Part of Booth's map of Whitechapel 1889. The red areas are "well-to-do"; the black areas are "semi-criminal".In the late 1880s, the great social investigator Charles Booth (1840-1916) set about mapping the streets of London, with the assistance of his researcher, radical reformer Beatrice Webb (1858-1943). Booth's aim was to understand the extent and causes of the great concentrations of poverty that had arisen in Victorian London. What he found shocked him: a 'submerged tenth', a 'population sodden with drink, steeped in vice, eaten up by every social and physical malady'.

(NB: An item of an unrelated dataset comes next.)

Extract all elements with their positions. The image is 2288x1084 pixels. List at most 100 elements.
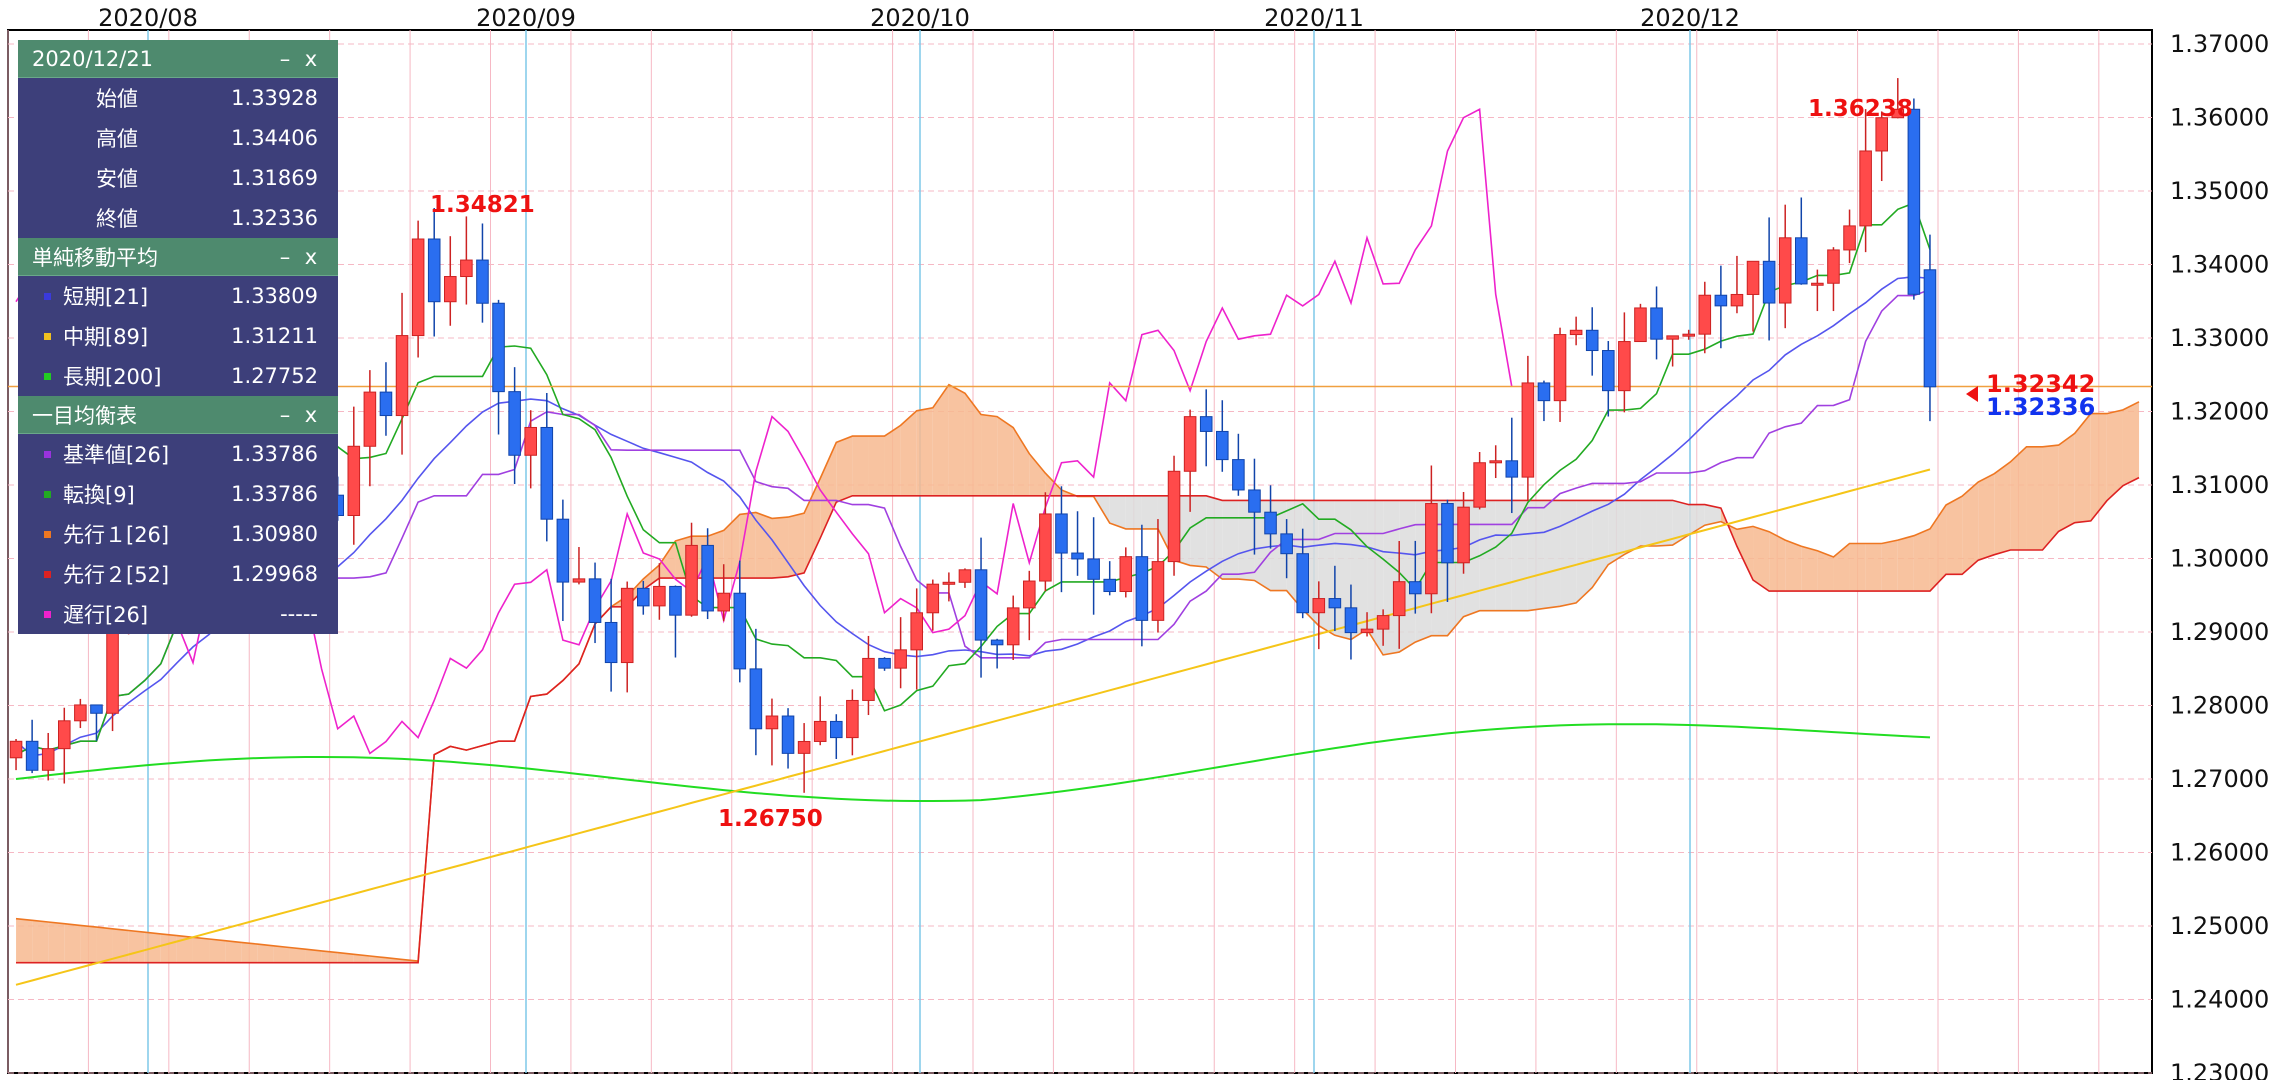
candle-body	[1151, 561, 1165, 621]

Today, a hundred years later, official and learned discussions about the poor no longer refer to a 'social residuum'; one of the many memorable phrases attributed to Booth. But the anxiety and imagery that his findings evoked remain potent. It is difficult to pick up a tabloid newspaper and not find almost exactly the same description, not of a submerged tenth perhaps, but of an 'underclass' of 'feckless scroungers' (Sunday Express, March 19th, 2008), with drugs added to the Victorian mix of drink and vice.